If your organization doesn’t already offer healthcare flexible spending accounts, year-end is the perfect time to start. And if your organization does offer employees this valuable benefit, now is the time to re-educate them.
Flexible spending accounts or arrangements (FSAs) are accounts offered and administered by employers that allow employees to set aside, out of their paycheck, pretax dollars to pay for qualified medical expenses. These can include insurance premiums, vision or dental care, or any other medical expenses not covered by the employer’s health plan. These accounts are allowed under Section 125 of the Internal Revenue Code and are also referred to as “cafeteria plans” or “125 plans.”
Typically, employees must use FSA funds within the given benefit year or lose the money. Flexible spending accounts can also be provided to cover childcare expenses, but those accounts must be established separately from medical FSAs.
Employers may contribute to these accounts as well as employees. Currently, healthcare FSAs have no statutory contribution limit, although some employers limit contributions, usually somewhere between $2,000 and $3,000. Beginning on January 1, 2013, however, contributions will be capped at $2,500 per year.
- Reducing their taxable income can save your employees an average of 30 percent on eligible medical expenses paid out of the FSA. And your organization can save approximately 7 to 10 percent for every dollar your employees place in an FSA on reduced employer state and FICA taxes. For many employers, these savings exceed the costs of administering employees’ FSAs.
- Despite these advantages, the National Compensation Survey by the Bureau of Labor Statistics found only 17 percent of all workers had access to an FSA. And of the employees with access, only 20 percent participate, according to a recent study by Harris Interactive for Aflac.
- To get the most out of this low-cost benefit, you will need to invest time and energy in educating your employees. Some pointers:
- Educate your employees on the tax advantages of FSAs. Nearly everyone has out-of-pocket healthcare expenses. If you allow employees to deposit a maximum of $2,500 in an FSA, the tax savings translate into an average savings of approximately $750.
Encourage employees to make a deferral decision. Automatic re-enrollment makes sense for a lot of benefits, but with an FSA, the default election is zero. If your employees do not make a deferral election by the deadline, they will forfeit this benefit for an entire year.
- Remind employees that FSAs are a “use it or lose it” proposition. Participants lose any funds remaining after the spending deadline, so encourage them to elect their deferral carefully. Under previous law, participants had to spend their FSA funds by the end of the company’s benefit year, usually December 31. Any leftover account amounts were forfeited. In 2005, however, the Internal Revenue Service added a grace period, allowing plans to let participants to use their contributions to pay for healthcare expenses incurred as late as two and a half months after the end of the plan year. Employers do not have to allow a grace period, however.
- Send employees a reminder before year-end that they need to use their FSA balances.
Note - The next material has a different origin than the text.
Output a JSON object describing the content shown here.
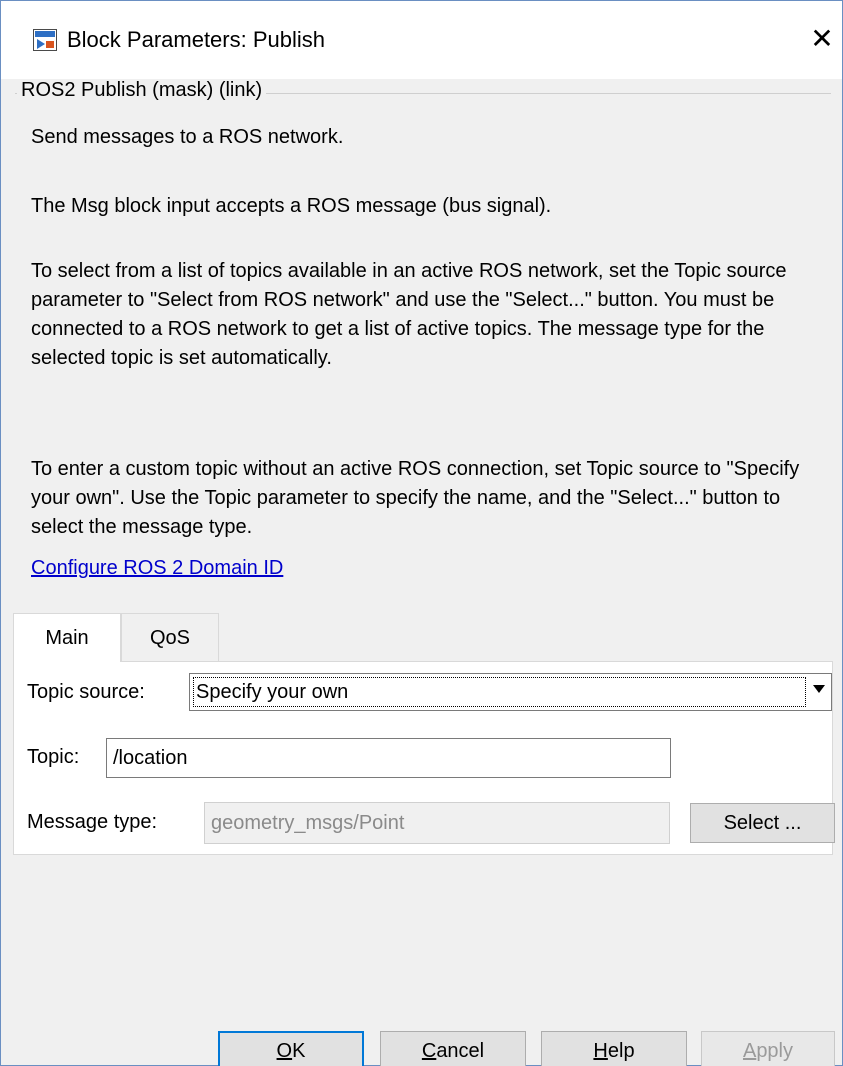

Provide a list of eligible expenses as a prompt. Suggestions for using FSA funds include scheduling routine preventive care appointments, such as vision and dental exams, stocking up on prescription drugs, getting flu and other vaccines, starting a smoking cessation program, and applying for reimbursement for mileage to eligible medical, dental and vision appointments.
- The IRS allowed 19 cents per mile driven for medical purposes from January 1 to June 30, 2011. From July 1 to December 31, mileage rates will be 23.5 cents per mile, due to higher gasoline costs.
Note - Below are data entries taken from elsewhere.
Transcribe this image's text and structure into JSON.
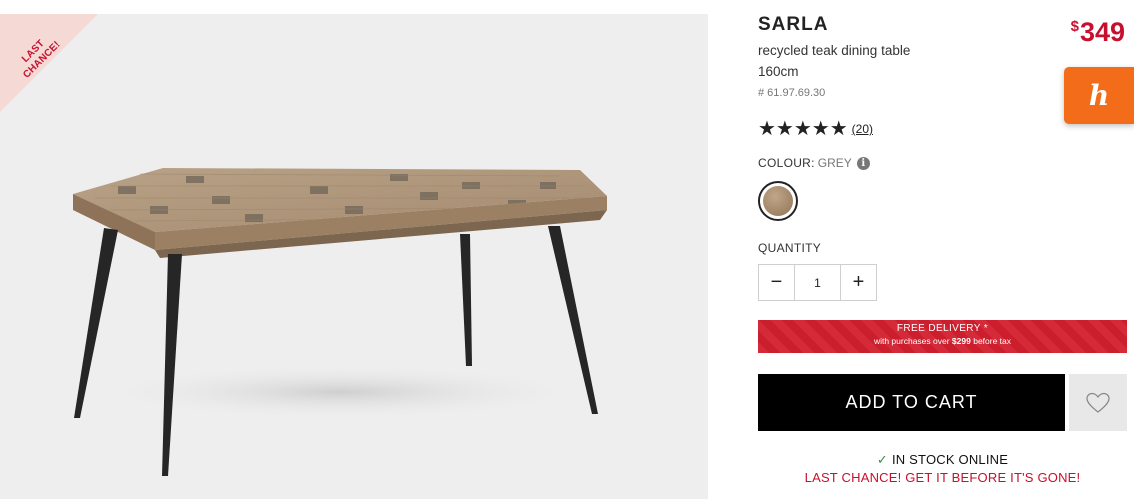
{
  "product": {
    "badge_line1": "LAST",
    "badge_line2": "CHANCE!",
    "name": "SARLA",
    "description_line1": "recycled teak dining table",
    "description_line2": "160cm",
    "sku": "# 61.97.69.30",
    "price_currency": "$",
    "price_amount": "349",
    "rating_stars": "★★★★★",
    "rating_value": 5,
    "review_count": "(20)"
  },
  "honey": {
    "icon": "honey-extension-icon",
    "glyph": "h",
    "color": "#f26c1a"
  },
  "colour": {
    "label": "COLOUR:",
    "value": "GREY",
    "info_glyph": "i"
  },
  "quantity": {
    "label": "QUANTITY",
    "minus": "−",
    "value": "1",
    "plus": "+"
  },
  "delivery": {
    "line1": "FREE DELIVERY *",
    "line2_prefix": "with purchases over",
    "line2_amount": "$299",
    "line2_suffix": "before tax",
    "color": "#d21f2e"
  },
  "cart": {
    "add_label": "ADD TO CART",
    "wishlist_icon": "heart-icon"
  },
  "stock": {
    "check_glyph": "✓",
    "status": "IN STOCK ONLINE",
    "last_chance": "LAST CHANCE! GET IT BEFORE IT'S GONE!"
  },
  "colors": {
    "accent": "#c8102e",
    "button": "#000000"
  }
}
- Remind employees that the Patient Protection Act changed the rules on using funds from an FSA or health reimbursement arrangement to pay for over-the-counter drugs. Employees can no longer use pre-tax dollars to pay for over-the-counter drugs, unless they have a doctor’s prescription for them.
Consider offering an FSA debit card. Without a debit card, employees must pay their healthcare expense out of pocket, fill out a form and wait for reimbursement. With a debit card linked to their flexible spending account, they can access funds immediately. Most vendors limit FSA debit card use to certified healthcare providers, such as pharmacies, clinics, etc. Even with a debit card, employees must keep their receipts to document that their expenses are FSA-eligible.